Enfin, les pratiques d’isolement et de contention ne sont toujours pas analysées par les praticiens, alors même que l’étude du registre par les contrôleurs indique une pratique de l’isolement encore assez habituelle mais très différente d’une unité à l’autre, avec un usage des contentions plus modéré. L’établissement devra permettre à tout patient placé en isolement de conserver sa chambre d’hospitalisation avec ses effets personnels. Les locaux dédiés à l’isolement ne sont actuellement pas propices à l’apaisement. Par ailleurs, les placements en chambre d’isolement de patients en soins libres sont nombreux et majoritairement non régularisés dans les douze à vingt-quatre heures par l’enclenchement d’une mesure de soins sous contrainte.

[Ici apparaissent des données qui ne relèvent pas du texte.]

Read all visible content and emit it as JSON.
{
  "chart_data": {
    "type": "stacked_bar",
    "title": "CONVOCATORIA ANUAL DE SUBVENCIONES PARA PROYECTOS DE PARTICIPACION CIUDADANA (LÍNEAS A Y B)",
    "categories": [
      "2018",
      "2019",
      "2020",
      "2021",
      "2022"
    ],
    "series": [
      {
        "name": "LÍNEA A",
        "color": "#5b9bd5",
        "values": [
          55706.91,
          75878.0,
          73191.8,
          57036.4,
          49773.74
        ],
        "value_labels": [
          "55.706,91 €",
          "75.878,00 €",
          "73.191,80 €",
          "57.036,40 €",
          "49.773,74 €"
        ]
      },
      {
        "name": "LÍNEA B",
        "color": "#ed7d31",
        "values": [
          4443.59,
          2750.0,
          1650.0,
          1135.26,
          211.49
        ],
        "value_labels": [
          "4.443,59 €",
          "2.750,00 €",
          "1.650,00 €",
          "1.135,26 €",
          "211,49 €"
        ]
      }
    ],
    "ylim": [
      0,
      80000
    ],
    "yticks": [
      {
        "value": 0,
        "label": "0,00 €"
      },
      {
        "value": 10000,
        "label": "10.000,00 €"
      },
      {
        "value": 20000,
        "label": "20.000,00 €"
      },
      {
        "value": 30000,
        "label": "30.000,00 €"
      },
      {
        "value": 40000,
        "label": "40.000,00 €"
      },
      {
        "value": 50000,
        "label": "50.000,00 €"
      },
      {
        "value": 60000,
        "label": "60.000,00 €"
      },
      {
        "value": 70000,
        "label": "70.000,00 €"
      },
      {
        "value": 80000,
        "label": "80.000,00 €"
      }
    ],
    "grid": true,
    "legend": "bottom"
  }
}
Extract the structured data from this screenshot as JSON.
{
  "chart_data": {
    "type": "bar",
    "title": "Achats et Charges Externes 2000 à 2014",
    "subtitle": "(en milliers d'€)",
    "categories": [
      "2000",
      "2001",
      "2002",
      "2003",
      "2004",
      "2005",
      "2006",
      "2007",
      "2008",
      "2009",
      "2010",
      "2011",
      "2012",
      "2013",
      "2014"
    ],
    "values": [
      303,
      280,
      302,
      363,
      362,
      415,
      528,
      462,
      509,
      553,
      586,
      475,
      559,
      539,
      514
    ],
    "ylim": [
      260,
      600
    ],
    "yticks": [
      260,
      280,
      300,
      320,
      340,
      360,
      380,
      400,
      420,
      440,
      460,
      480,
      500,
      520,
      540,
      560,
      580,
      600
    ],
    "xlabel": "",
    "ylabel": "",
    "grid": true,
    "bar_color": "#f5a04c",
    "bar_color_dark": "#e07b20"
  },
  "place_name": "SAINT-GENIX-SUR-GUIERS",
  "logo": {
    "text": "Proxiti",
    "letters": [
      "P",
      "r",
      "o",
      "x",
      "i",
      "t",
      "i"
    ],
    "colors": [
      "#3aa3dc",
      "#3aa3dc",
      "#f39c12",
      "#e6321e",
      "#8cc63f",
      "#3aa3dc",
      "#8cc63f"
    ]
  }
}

Concernant le patient sujet de droit, l’information générale donnée aux patients sur leurs droits est insuffisante dans le livret d’accueil et le règlement intérieur alors même qu’une notice des droits bien faite mais malheureusement peu remise est notifiée au patient. Le livret d’accueil est peu diffusé dans certaines unités et les règles de vie n‘existent pas partout.

Le registre de la loi est très incomplet, et il manque de nombreux éléments obligatoires permettant le contrôle du parcours des patients en soins sans consentement.

La notification de la décision de soins sans consentement est faite trop tardivement et n’est pas indiquée dans le registre de la loi. Aucune notification des décisions n’est mise dans le dossier du JLD. Enfin, le collège des professionnels ne se réunit pas systématiquement pour les patients le nécessitant.

Concernant le respect des droits fondamentaux généraux, la liberté d’aller et venir est plutôt bien prise en compte, et il y a un nombre limité d’unités fermées. Les locaux sont bien entretenus, propres et propices à une bonne qualité des soins avec encore quelques unités qui sont anciennes et un réel problème pour quelques unités où des chambres sont à l’étage. Les verrous de confort sont encore rares et le mobilier parfois minimaliste.

La communication avec l’extérieur est bien prise en compte, même s’il est nécessaire d’améliorer les possibilités pour le patient de voir sa famille dans des espaces dédiés et faciliter l’accès à la télévision individuelle et à l’informatique. L’inventaire des biens est rarement fait et n’est jamais contradictoire.

En conclusion, l’établissement doit rapidement organiser les soins, médicaux et paramédicaux autour du besoin de prise en charge et de mise en œuvre des projets de soins individualisés. Il doit acquérir une culture du patient reconnu comme sujet de droit, et investir la pratique de l’isolement et de la contention de manière collégiale, contextualisée, sans oublier qu’elle ne peut être qu’un dernier recours, conformément à la loi.